I think at least in tech entrepreneurship, I think two things matter a lot. So I remember listening to this very popular investor, I’m forgetting his name and he quoted when you start a business, think about whether you’re building a better banana or you’re creating a new fruit, because if you’re creating a new fruit, your ride is going to be tough for the first 3 to 4 years because, you know, you have to create the demand for that fruit, you have to make people taste it before you can scale it, if you’re building a better banana, everybody knows what a banana, it cracks like a banana looks like a banana, it is a banana. Yeah, it’s a shorter banana, longer banana, you know, colorful banana. People know what a banana is, but you have to tell them yours is slightly better, so you, as an entrepreneur have to figure out what is your business, is it a better banana or better or a new fruit and then tune it accordingly, whether you have to raise money from venture capital, can you self sustain it with small savings and run it forever? Are you looking for that particular outcome, which is, yep, you know, 0-1 in two years and 100, 200 million in 10 years. So design it alongside, as you’re thinking about the product, you know, banana versus the fruit, and then think about whether you can scale it to that level, I think many founders get it wrong, they kind of do all of those things, every business they think is a venture scale business, but in reality it is not, I think being self reflecting about that question is very important.

Jeff Bullas

00:49:19 – 00:50:22

Yeah, I think that’s a very important differentiator and I think a lot of entrepreneurs become solo preneurs, because they really haven’t thought about building processes and systems in tech to actually help scale their business and they end up trading time for money. So you’ve obviously got a business that is scalable and also the other thing that’s good about software as a service products, which I don’t think we’ve alluded to, but you mentioned, I think along the way is that they can be incredibly profitable because once you’ve built the software, it’s just a matter of people onboarding and that can be very simply done if you think about it correctly.

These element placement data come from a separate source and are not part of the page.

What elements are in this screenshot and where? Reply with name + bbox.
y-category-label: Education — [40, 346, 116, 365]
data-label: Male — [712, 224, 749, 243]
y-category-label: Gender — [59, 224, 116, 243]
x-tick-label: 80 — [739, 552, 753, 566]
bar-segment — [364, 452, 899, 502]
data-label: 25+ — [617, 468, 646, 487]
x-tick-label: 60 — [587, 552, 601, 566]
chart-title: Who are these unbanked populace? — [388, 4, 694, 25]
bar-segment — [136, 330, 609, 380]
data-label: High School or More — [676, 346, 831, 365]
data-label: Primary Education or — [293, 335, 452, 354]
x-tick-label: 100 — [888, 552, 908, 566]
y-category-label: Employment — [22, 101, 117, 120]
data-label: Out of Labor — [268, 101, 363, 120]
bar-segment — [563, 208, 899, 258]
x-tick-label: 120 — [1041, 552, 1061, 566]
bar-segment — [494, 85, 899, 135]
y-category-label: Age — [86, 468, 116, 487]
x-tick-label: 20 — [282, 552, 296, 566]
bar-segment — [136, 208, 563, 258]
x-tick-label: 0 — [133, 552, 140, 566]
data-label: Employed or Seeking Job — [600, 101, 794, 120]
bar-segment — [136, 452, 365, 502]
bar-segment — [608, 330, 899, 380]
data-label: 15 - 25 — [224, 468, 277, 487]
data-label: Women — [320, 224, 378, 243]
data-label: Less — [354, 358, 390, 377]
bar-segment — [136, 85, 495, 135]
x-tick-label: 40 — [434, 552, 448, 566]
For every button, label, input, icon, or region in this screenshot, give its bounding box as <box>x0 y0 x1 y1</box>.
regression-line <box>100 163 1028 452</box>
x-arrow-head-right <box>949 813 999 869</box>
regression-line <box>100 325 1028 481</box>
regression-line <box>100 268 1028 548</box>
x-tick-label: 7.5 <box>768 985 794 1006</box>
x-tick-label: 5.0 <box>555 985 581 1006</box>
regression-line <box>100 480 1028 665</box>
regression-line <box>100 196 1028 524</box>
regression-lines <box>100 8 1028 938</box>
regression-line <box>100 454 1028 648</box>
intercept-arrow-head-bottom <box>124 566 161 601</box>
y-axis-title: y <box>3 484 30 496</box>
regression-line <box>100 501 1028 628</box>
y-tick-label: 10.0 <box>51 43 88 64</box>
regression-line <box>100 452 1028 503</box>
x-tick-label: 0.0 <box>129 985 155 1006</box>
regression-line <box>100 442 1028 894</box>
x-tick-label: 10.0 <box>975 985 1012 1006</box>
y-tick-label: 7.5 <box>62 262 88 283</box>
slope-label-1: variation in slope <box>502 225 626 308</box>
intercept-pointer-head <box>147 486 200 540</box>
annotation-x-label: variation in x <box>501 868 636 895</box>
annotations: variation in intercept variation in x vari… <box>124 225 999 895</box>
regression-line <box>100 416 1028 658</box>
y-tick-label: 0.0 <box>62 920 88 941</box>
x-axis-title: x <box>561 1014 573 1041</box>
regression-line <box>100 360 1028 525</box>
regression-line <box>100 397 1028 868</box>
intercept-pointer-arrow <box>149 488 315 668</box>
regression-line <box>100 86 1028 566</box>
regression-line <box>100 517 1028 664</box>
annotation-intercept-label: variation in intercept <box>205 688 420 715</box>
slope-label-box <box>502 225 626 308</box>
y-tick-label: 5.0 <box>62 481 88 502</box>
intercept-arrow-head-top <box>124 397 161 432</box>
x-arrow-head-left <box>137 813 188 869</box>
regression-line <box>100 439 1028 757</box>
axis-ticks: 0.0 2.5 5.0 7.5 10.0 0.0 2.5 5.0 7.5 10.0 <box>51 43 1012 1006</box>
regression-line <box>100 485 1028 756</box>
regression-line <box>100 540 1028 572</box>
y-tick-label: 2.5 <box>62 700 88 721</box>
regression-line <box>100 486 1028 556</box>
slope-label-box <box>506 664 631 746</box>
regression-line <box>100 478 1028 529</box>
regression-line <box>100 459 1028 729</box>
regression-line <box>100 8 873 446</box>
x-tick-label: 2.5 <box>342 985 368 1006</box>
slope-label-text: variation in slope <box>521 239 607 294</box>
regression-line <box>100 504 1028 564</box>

So it has been an absolute pleasure, mate, to talk to you. As I say in America, thanks buddy. And I look forward to actually catching up with you in Silicon valley one day. So thank you very much. Is there anything else you’d like to like? How do people find you? What’s the best contact point?

Indus Khaitan

00:50:23 – 00:50:49

Yeah, you could find me on LinkedIn, Indus Khaitan. You know, fortunately there is only one person by that combination. I’m on the top of Google. If you type in my name in this case or go to Quolum.com, you’ll find my coordinates there, connect with me on LinkedIn. Find me on Quolum.com and as in America, my kids would say thanks bro. Good chatting with you, Jeff.

Jeff Bullas

00:50:49 – 00:50:57

Thanks. And this has been an absolute pleasure, mate, and enjoy and I love hearing your stories and what you’ve learned, Thank you very much.